Ha derivado en prácticas deletéreas de la política, el secuestro y
privatización del Estado por facciones minoritarias de la población, el
arraigamiento del clientelismo, florecimiento del caudillismo y del populismo,
debilitamiento de la institucionalidad afín al desarrollo de la democracia,
descredito del servicio público, abuso del poder, corrupción, el estimulo de la
cultura de la búsqueda de rentas, así como de un tratamiento irracional de los
recursos naturales (toda vez lo que vale es la
rentabilidad inmediata, concreta sin
reparar en los costos futuros para la sociedad).
Para
no extendernos más en este espacio de reflexión, se indica que aunque se han
evidenciado procesos de modernización económica en medio de ambientes
autoritarios y con influencias muy fuertes de la tradición tal como lo exhibido
en la modernización del Japón a finales del siglo XIX y principios del siglo
XX, como lo atestiguado en Singapur y Corea del Sur a partir de la segunda
mitad del siglo XX, la presencia del autoritarismo no se constituiría en un
óbice para la modernización y los frutos de la productividad derivada de esta. A
modo de explicación surgen consideraciones éticas, practicadas en dichos
países, que se le atribuyen a las prácticas del confucianismo, a una marcada
ética del trabajo, y a un respeto por la comunidad más que por la individualidad.

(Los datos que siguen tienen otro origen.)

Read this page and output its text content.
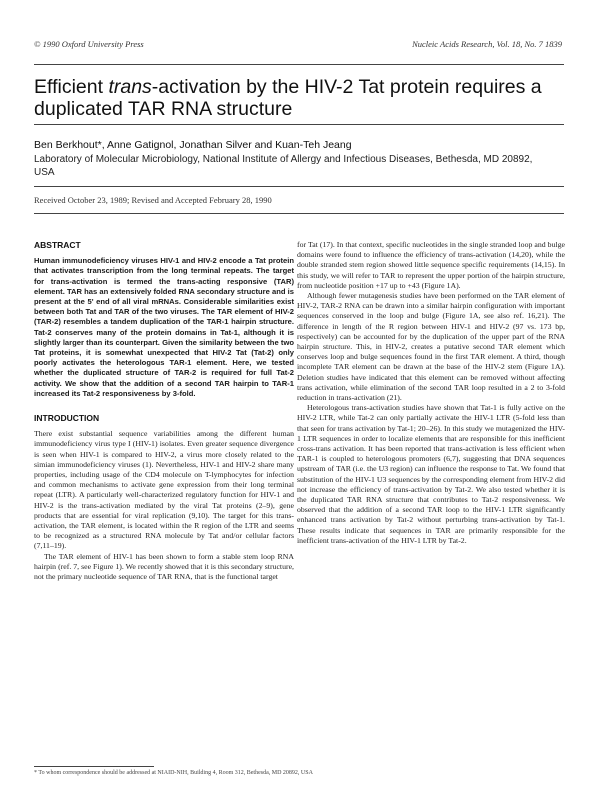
© 1990 Oxford University Press	Nucleic Acids Research, Vol. 18, No. 7 1839
Efficient trans-activation by the HIV-2 Tat protein requires a duplicated TAR RNA structure
Ben Berkhout*, Anne Gatignol, Jonathan Silver and Kuan-Teh Jeang
Laboratory of Molecular Microbiology, National Institute of Allergy and Infectious Diseases, Bethesda, MD 20892, USA
Received October 23, 1989; Revised and Accepted February 28, 1990
ABSTRACT

Human immunodeficiency viruses HIV-1 and HIV-2 encode a Tat protein that activates transcription from the long terminal repeats. The target for trans-activation is termed the trans-acting responsive (TAR) element. TAR has an extensively folded RNA secondary structure and is present at the 5' end of all viral mRNAs. Considerable similarities exist between both Tat and TAR of the two viruses. The TAR element of HIV-2 (TAR-2) resembles a tandem duplication of the TAR-1 hairpin structure. Tat-2 conserves many of the protein domains in Tat-1, although it is slightly larger than its counterpart. Given the similarity between the two Tat proteins, it is somewhat unexpected that HIV-2 Tat (Tat-2) only poorly activates the heterologous TAR-1 element. Here, we tested whether the duplicated structure of TAR-2 is required for full Tat-2 activity. We show that the addition of a second TAR hairpin to TAR-1 increased its Tat-2 responsiveness by 3-fold.

INTRODUCTION

There exist substantial sequence variabilities among the different human immunodeficiency virus type I (HIV-1) isolates. Even greater sequence divergence is seen when HIV-1 is compared to HIV-2, a virus more closely related to the simian immunodeficiency viruses (1). Nevertheless, HIV-1 and HIV-2 share many properties, including usage of the CD4 molecule on T-lymphocytes for infection and common mechanisms to activate gene expression from their long terminal repeat (LTR). A particularly well-characterized regulatory function for HIV-1 and HIV-2 is the trans-activation mediated by the viral Tat proteins (2–9), gene products that are essential for viral replication (9,10). The target for this trans-activation, the TAR element, is located within the R region of the LTR and seems to be recognized as a structured RNA molecule by Tat and/or cellular factors (7,11–19).

The TAR element of HIV-1 has been shown to form a stable stem loop RNA hairpin (ref. 7, see Figure 1). We recently showed that it is this secondary structure, not the primary nucleotide sequence of TAR RNA, that is the functional target

for Tat (17). In that context, specific nucleotides in the single stranded loop and bulge domains were found to influence the efficiency of trans-activation (14,20), while the double stranded stem region showed little sequence specific requirements (14,15). In this study, we will refer to TAR to represent the upper portion of the hairpin structure, from nucleotide position +17 up to +43 (Figure 1A).

Although fewer mutagenesis studies have been performed on the TAR element of HIV-2, TAR-2 RNA can be drawn into a similar hairpin configuration with important sequences conserved in the loop and bulge (Figure 1A, see also ref. 16,21). The difference in length of the R region between HIV-1 and HIV-2 (97 vs. 173 bp, respectively) can be accounted for by the duplication of the upper part of the RNA hairpin structure. This, in HIV-2, creates a putative second TAR element which conserves loop and bulge sequences found in the first TAR element. A third, though incomplete TAR element can be drawn at the base of the HIV-2 stem (Figure 1A). Deletion studies have indicated that this element can be removed without affecting trans activation, while elimination of the second TAR loop resulted in a 2 to 3-fold reduction in trans-activation (21).

Heterologous trans-activation studies have shown that Tat-1 is fully active on the HIV-2 LTR, while Tat-2 can only partially activate the HIV-1 LTR (5-fold less than that seen for trans activation by Tat-1; 20–26). In this study we mutagenized the HIV-1 LTR sequences in order to localize elements that are responsible for this inefficient cross-trans activation. It has been reported that trans-activation is less efficient when TAR-1 is coupled to heterologous promoters (6,7), suggesting that DNA sequences upstream of TAR (i.e. the U3 region) can influence the response to Tat. We found that substitution of the HIV-1 U3 sequences by the corresponding element from HIV-2 did not increase the efficiency of trans-activation by Tat-2. We also tested whether it is the duplicated TAR RNA structure that contributes to Tat-2 responsiveness. We observed that the addition of a second TAR loop to the HIV-1 LTR significantly enhanced trans activation by Tat-2 without perturbing trans-activation by Tat-1. These results indicate that sequences in TAR are primarily responsible for the inefficient trans-activation of the HIV-1 LTR by Tat-2.

* To whom correspondence should be addressed at NIAID-NIH, Building 4, Room 312, Bethesda, MD 20892, USA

En Colombia dicho autoritarismo no ha sido funcional, más bien ha sido
deletéreo, pues no ha permitido la cultura de la rendición de cuentas, de la
exigencia de responsabilidades, más bien ha fomentado la sinvergüencería en las
diferentes capas de la sociedad, y nosotros al no contar con mecanismos
alternos como lo han tenido, en apariencia, las sociedades asiáticas de
modernización exitosa, nos hemos visto abocados a soportar las consecuencias,
es decir, a afrontar unas tasas mezquinas de crecimiento y niveles escandalosos
de desigualdad. En una palabra, nuestra actitud autoritaria en diversos
espacios de nuestra praxis ha afectado negativamente los frutos de una
modernización adecuada, igualmente no tener instalados y sobre todo arraigados los
valores de la racionalidad normativa, tal como el respecto por los derechos
fundamentales y el derecho a disentir, ha impedido una mejor convivencia como
miembros de la sociedad.
[1] Se denomina procústeo o procrustiana
a aquello opuesto a lo ergonómico, por la Procustes de la mitología griega, es
decir, que parte de la idea de que es la persona quien debe adaptarse a los
objetos y no al revés, ver. Wikipedia.